Dividend among the seven Houses which collected $5,622 dollars for them last year, the students are: John Czernyha '51 of Kirkland, Anton Bajuk '51 of Dunster, Robert Grasselli '52 of Winthrop, Sergei Yermakov '5 2of Lowell, Andrys Grots '52 of Leverett, Peter Danes '52 of Eliot, and Benon Przybielski '51 of Adams.
Czernyha is engaged to a girl in Worcester. Yermakov has played on a House soccer team. Danes has taken two hour exams and received straight A's. Bajuk joined a College group listening to the Harvard-Stanford game and was the only one with a broad smile on his face. It was the first time he had heard of "football."
Their experience, and those of the three others, are surprisingly alike. All from Western Europe, their fear of Russia was stronger than their hatred of Germany.

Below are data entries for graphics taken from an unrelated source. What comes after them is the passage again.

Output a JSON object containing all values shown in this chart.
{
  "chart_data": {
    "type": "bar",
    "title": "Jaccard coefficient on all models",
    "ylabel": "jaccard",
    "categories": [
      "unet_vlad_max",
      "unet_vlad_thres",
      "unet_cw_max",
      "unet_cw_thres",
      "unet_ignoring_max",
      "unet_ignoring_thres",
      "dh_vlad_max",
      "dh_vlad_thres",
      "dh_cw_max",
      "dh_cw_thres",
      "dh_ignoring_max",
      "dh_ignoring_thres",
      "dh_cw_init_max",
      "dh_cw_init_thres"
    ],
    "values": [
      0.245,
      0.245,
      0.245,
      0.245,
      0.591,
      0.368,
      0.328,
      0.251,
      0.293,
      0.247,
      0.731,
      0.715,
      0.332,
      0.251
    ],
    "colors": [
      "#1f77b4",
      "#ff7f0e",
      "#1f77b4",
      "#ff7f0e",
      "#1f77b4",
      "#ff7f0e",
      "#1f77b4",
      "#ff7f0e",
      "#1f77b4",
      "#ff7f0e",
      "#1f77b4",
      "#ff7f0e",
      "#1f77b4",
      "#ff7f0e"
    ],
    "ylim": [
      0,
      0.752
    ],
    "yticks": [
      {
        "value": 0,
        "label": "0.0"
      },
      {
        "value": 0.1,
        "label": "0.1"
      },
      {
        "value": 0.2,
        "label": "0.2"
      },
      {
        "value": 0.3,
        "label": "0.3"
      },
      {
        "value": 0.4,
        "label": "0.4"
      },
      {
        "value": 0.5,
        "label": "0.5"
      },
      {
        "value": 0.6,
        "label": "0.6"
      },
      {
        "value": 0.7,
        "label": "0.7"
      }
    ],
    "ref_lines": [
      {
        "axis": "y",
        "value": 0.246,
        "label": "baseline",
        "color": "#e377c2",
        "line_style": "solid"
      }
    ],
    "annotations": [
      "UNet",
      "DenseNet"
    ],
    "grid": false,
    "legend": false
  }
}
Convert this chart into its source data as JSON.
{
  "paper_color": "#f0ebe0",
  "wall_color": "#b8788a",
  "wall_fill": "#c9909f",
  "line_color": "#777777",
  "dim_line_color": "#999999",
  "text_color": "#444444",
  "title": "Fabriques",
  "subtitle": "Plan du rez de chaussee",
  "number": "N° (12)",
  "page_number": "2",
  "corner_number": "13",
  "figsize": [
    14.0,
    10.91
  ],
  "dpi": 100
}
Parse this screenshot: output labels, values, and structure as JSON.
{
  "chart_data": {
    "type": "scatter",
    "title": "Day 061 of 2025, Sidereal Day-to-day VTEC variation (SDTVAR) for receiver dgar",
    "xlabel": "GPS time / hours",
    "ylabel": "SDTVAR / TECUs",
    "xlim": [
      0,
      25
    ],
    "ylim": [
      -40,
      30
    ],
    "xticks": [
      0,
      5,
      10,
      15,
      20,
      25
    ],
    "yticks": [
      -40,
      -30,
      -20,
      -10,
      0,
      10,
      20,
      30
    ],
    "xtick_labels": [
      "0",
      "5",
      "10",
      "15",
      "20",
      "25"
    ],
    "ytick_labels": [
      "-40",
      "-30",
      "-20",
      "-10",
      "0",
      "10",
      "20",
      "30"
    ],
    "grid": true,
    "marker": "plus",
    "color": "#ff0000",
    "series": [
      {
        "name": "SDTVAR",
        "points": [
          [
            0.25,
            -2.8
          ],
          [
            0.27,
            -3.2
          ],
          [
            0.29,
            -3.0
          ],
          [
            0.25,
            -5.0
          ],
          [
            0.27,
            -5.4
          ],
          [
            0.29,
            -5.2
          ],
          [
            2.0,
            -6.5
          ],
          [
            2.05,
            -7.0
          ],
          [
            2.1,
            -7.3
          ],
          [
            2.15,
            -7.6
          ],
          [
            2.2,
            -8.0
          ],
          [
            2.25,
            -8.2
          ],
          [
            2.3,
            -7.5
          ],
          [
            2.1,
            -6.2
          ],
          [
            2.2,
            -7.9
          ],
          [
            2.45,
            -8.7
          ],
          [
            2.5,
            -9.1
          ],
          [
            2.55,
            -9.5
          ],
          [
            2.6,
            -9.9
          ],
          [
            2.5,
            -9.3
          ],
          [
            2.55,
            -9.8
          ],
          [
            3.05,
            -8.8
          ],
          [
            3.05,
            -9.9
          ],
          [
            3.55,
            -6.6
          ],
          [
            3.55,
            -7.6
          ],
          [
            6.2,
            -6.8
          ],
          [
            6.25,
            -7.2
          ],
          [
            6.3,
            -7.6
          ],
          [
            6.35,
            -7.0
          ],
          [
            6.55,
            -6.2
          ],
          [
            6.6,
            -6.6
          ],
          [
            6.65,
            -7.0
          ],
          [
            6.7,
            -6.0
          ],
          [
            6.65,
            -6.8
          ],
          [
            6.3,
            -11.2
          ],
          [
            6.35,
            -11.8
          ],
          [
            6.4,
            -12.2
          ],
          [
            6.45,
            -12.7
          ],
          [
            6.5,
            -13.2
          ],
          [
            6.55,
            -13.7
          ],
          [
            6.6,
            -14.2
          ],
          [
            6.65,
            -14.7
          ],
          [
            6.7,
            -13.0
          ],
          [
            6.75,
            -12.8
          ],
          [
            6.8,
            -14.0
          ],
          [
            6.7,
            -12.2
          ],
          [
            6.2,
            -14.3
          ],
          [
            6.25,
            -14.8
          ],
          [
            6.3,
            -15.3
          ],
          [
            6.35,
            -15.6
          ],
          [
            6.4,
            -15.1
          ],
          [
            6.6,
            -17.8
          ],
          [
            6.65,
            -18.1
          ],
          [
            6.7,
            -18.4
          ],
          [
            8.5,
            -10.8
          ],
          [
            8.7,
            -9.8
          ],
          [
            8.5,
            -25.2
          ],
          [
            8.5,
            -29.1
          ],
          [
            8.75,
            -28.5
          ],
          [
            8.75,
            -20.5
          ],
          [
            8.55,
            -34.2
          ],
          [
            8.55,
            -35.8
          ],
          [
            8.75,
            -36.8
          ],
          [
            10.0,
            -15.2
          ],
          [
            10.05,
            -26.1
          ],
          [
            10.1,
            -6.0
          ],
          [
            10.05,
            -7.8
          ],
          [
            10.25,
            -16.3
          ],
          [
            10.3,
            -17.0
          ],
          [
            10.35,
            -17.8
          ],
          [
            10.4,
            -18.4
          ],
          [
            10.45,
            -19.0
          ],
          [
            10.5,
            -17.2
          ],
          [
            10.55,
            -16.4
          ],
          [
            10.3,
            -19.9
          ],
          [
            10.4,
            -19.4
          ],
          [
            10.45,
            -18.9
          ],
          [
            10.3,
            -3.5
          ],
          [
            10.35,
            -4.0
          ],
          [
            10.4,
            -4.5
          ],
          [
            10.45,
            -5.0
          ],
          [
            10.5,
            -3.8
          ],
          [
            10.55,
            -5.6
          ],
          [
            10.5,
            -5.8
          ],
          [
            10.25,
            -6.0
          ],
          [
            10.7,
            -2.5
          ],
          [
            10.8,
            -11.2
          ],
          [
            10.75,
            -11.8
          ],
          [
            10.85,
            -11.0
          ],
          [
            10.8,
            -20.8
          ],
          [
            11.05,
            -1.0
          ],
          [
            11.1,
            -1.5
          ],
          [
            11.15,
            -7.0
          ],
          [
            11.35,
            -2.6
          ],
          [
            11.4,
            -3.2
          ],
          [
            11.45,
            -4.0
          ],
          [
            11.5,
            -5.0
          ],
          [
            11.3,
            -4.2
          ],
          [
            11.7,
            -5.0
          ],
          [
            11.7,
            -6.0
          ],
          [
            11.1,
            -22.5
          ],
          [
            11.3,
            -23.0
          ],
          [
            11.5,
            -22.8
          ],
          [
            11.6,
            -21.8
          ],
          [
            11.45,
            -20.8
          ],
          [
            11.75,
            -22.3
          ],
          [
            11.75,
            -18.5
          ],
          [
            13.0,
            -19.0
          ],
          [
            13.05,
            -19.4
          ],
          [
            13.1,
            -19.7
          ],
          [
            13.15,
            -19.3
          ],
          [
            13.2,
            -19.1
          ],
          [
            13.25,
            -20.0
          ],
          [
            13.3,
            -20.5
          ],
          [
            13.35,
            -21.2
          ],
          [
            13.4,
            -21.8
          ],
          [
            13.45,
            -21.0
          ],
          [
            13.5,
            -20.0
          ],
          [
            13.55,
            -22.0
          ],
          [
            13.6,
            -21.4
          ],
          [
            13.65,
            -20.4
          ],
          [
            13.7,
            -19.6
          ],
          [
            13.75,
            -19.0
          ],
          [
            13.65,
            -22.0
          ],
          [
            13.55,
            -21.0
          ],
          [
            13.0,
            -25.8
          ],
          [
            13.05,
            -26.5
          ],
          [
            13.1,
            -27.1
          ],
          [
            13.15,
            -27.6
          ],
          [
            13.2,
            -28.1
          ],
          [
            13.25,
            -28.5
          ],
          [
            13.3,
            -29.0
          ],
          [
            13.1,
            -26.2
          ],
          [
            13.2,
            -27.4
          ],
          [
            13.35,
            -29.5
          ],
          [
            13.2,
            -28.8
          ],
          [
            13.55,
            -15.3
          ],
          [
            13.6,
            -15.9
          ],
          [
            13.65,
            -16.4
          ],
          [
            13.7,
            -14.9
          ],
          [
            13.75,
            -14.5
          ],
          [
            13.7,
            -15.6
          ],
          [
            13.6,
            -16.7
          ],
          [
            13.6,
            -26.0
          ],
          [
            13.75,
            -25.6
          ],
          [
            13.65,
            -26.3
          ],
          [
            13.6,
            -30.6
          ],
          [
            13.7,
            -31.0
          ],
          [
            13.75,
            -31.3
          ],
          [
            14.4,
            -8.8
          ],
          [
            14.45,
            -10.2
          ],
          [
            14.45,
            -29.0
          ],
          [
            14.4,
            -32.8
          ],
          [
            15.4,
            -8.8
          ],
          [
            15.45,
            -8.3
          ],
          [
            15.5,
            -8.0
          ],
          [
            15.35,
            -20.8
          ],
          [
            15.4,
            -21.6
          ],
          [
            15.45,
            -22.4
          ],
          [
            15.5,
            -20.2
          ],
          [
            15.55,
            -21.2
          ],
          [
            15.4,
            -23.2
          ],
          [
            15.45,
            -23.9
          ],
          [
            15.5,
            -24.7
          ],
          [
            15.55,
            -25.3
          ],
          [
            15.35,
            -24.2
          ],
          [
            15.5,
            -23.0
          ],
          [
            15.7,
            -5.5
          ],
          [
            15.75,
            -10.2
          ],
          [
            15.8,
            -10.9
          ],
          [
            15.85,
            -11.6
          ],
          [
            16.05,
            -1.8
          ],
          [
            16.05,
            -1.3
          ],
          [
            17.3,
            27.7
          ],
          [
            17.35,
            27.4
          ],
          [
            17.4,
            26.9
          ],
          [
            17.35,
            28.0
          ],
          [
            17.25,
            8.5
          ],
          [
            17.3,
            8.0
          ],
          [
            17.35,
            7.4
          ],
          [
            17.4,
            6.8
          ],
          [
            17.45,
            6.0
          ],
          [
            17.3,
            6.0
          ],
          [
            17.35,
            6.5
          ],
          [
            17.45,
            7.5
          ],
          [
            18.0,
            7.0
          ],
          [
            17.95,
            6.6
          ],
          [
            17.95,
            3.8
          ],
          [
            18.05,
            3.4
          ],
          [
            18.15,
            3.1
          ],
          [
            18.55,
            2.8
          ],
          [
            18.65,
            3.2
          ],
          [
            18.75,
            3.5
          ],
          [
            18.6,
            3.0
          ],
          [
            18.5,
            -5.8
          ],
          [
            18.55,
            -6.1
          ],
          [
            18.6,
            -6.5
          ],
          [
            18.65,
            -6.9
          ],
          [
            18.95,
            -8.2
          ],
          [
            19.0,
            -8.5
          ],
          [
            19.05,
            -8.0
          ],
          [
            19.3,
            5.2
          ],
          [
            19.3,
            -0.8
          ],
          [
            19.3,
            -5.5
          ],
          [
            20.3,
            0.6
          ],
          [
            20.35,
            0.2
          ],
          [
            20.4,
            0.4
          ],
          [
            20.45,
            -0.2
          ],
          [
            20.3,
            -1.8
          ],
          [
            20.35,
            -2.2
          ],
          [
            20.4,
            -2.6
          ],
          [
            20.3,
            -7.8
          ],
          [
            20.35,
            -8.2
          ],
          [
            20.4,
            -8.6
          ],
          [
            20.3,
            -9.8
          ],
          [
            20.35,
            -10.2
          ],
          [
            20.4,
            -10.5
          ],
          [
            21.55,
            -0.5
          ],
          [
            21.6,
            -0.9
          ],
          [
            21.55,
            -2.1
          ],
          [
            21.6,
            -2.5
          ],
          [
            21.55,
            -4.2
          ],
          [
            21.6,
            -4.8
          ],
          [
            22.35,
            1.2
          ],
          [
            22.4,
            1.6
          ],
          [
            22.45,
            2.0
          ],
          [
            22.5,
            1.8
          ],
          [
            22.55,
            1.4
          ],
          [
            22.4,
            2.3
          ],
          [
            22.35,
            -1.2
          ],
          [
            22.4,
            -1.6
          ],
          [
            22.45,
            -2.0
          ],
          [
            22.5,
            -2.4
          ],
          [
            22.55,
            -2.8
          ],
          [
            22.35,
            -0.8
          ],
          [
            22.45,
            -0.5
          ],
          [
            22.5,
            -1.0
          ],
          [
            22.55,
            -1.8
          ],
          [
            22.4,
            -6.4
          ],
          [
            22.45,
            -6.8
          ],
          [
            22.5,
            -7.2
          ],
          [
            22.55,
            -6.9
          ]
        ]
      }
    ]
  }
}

Each has described the events leading to his arrival in America:
Med Student Dodged Reds
John Czernyha '51 was born in Poland. When the Germans invaded his Russian-occupied country in 1939, Czernyha was studying at the Lwow Medical School. Because he was actively engaged in several anti-communist youth organizations, the German invasion saved him and his family from deportation to Siberia.
It wasn't much of a blessing. Czernyha's popularity and anti-Nazi activities led to his arrest and separation from his family in 1941. He spent the next four years in concentration camps.
He was moved from Auslitz to Mauthausen to Evensee by coal train as the Russians drove dangerously close to each camp.
When he was liberated by American troops in 1945, Czernyha went briefly to Insbrook Medical School and the University of Salzburg. When lack of funds was threatening to cut short his scholastic career, he applied for and received his Harvard scholarship thorough the International Refugees Organization.
Czernyha wants to go to Graduate School next year and would like to land a job with the State Department. With information from his homeland, he is writing a book about Russian concentration camps.
Tito Minion 'Misled'
Born in the province of Slovinia in Poland Anton Bajuk '51 joined Marshall Tito's "front of liberation" in 1943 to strike back at the Germans who were oppressing his homeland.
After two months of taking orders from "higher-ups", Bajuk and many other students were fed up. "Tito's leaders claimed their only interest was fighting Germany," he says, "but it was quite apparent to many of us that they were aiming for complete political power at the end of the war. By the time we saw that our resistance movement was communist-led it was too late to change.
When the war ended in 1945 and Yugoslavia was left to Tito, Bajuk escaped to Austria and joined a small technical school in Graz, under the British military government. In his second year at the school Bajuk sent an application to Harvard.